Нам больше нравится ночь - страница 24
Слышимость уж больно хороша. А в этих утлых отдельных комнатках всё же лучше, чем, если бы приходилось переодеваться при всех, подумала она. Если бы так не воняло санитарной смесью и ещё какой-то острой мерзостью… запах, показалось ей, усилился, он обогатился новым оттеночком… непохоже на морилку… наверное, просачивается сквозь доски.
Кира поспешила взяться за ручку.
Нет, нет, не то, чтобы она отличалась застенчивостью… и заштопанное бельё вовсе не повод стыдиться. Просто ей неловко почему-то смотреть на подружек в этой невольно домашней интимной обстановке в то время, когда стены школы напоминают, что ты под надзором.
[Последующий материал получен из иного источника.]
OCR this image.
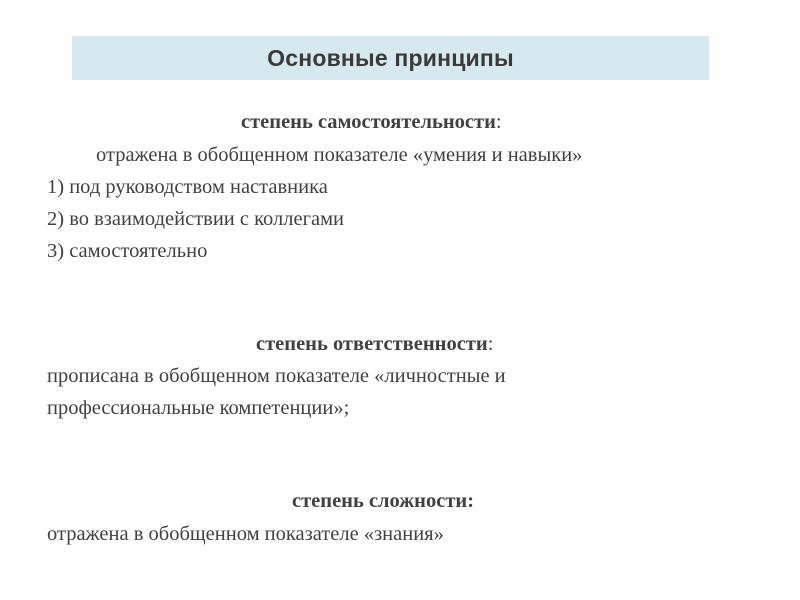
Основные принципы
степень самостоятельности:
отражена в обобщенном показателе «умения и навыки»
1) под руководством наставника
2) во взаимодействии с коллегами
3) самостоятельно
степень ответственности:
прописана в обобщенном показателе «личностные и
профессиональные компетенции»;
степень сложности:
отражена в обобщенном показателе «знания»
Она вспомнила школьный бал и Лильку в костюме волка. (Красную Шапочку изображала Нюта). Когда Лилька стащила, запыхавшись с головы маску, и спустила с плеч мохнатый комбинезончик, Киру пробрало непонятное чувство – белые и худые Лилькины плечи производили тревожное впечатление над серым косматым телом чудовища. Лилька смеялась, рыжие, ничуть не смятые головой волка волосы падали ей на плечи… что-то в этом было такое, на что Кира предпочла бы не смотреть.
Дверца не поддалась. Кира дёрнула снова. Старые доски затрещали. (Только такие и нашлись, чтобы соорудить по требованию Анны Станиславовны эти кабинки, долженствующие, по её словам, о которых, конечно, не знали дети, обеспечить чувство уюта и мирного быта нашим школьницам, пережившим военные годы.)
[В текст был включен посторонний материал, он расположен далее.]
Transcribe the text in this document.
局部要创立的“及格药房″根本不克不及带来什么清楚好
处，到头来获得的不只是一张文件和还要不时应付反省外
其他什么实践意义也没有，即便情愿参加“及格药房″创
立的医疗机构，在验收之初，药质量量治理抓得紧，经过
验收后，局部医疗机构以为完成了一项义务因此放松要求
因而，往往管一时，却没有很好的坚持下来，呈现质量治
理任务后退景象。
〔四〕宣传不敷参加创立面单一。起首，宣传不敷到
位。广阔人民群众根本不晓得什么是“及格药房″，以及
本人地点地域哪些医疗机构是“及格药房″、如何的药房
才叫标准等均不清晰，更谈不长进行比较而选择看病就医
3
Дверца застряла, Кира ударила кулаком возле ручки, и тут же дверь потянули с той стороны. Она вырвалась, почти задыхаясь. Перед ней стояла с вопросительным лицом Лиля, тоненькая, похожая на дорогой цветок, зачехленный от мороза в безобразный газетный кулёчек.
– Где у тебя застряло? – Спросила она. Кира что-то пробурчала.
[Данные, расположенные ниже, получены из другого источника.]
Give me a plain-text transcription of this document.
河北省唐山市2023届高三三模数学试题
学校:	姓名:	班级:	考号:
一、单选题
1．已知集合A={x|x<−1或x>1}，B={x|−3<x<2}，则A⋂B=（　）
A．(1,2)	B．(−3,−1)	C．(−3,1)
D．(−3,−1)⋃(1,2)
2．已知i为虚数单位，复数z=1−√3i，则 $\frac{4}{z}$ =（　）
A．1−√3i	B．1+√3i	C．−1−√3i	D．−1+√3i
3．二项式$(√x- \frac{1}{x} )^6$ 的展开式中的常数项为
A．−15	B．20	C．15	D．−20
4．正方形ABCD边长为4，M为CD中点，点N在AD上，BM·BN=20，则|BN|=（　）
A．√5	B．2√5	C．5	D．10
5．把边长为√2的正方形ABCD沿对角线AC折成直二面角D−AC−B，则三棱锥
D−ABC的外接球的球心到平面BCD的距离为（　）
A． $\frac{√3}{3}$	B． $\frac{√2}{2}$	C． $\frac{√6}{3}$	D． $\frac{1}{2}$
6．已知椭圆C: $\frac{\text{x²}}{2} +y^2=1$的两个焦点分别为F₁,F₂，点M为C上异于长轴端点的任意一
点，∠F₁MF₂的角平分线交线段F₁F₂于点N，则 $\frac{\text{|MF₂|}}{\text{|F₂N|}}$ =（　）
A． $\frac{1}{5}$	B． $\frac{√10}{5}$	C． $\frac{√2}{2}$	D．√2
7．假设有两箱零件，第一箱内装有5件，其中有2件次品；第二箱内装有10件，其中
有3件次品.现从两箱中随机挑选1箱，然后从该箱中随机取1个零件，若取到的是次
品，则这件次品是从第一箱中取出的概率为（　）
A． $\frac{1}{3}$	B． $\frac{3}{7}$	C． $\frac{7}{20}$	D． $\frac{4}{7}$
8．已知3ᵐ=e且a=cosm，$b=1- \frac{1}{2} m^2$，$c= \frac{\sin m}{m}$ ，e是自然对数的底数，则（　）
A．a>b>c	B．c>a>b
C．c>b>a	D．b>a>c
– Фу, ты вся провоняла морилкой. – Дёргая носом, сообщила Лиля.
В помещении пустёхонько, в зале уже слышался командный голос Саньки. Кира поспешила туда, чтобы скрыть своё смятение. Входя в зал, полный яркого сентябрьского света, бодро бившего сквозь высокие затянутые сеткой от мячей окна, и окунувшись в тихий гул голосов вдоль шведских стенок, Кира призналась себе. Да, она испугалась. А кто бы не испугался, услышав этот звук?
Он и сейчас звучал у неё в голове – совершенно непонятный, режущий, будто кто-то провёл мокрым пальцем по стеклу. Он был похож… да, похож на смех. Но так противно не смеётся даже Санька, когда кто-нибудь из учениц не может выполнить фигуру «мостик».
Она заняла своё место в строю, четвёртая с конца, со вздохом подумала она. Когда Санька перестраивала их на прошлой неделе с учётом того, как кто подрос за лето, Лиля, раньше стоявшая рядом по правую руку, была втиснута на передний фланг, третьей от начала. Ну, Нютка, та известная макаронина, ещё в прошлом году она вытянулась, как хилое растеньице, дорвавшееся до света. Правда, рост и изящные формы не спасали её от придирок Саньки – уж больно белянка неуклюжа, просто корова на известной гладкой поверхности.
Мельком Кира отметила, как растолстела Света Чах, стоявшая посредине. Недавний обрывочный разговор у кабинок неприятно кольнул… Кира не любила досужей болтовни и Светку недолюбливала по этой причине. А та вовсе и не растолстела – просто умеренно округлилась там и сям. Вот что значит, когда не любишь человека, назидательно укорила себя Кира.
Прозвенел звонок. Девочки сразу затихли у линии. Санька-Кавалеристка прошлась вдоль строя. Два десятка пар глаз следовали за изумительными Санькиными ногами – взгляд оторвать трудно. Санька пребывала в обычном настроении – как всадник, приподнявшийся на стременах с занесённой шашкой – но к настроению что-то примешалось. Что-то рассеянное мелькало в Санькиных движениях, то есть, приходилось предполагать, что учительница физического развития застряла в редкостном для неё состоянии – состоянии размышления.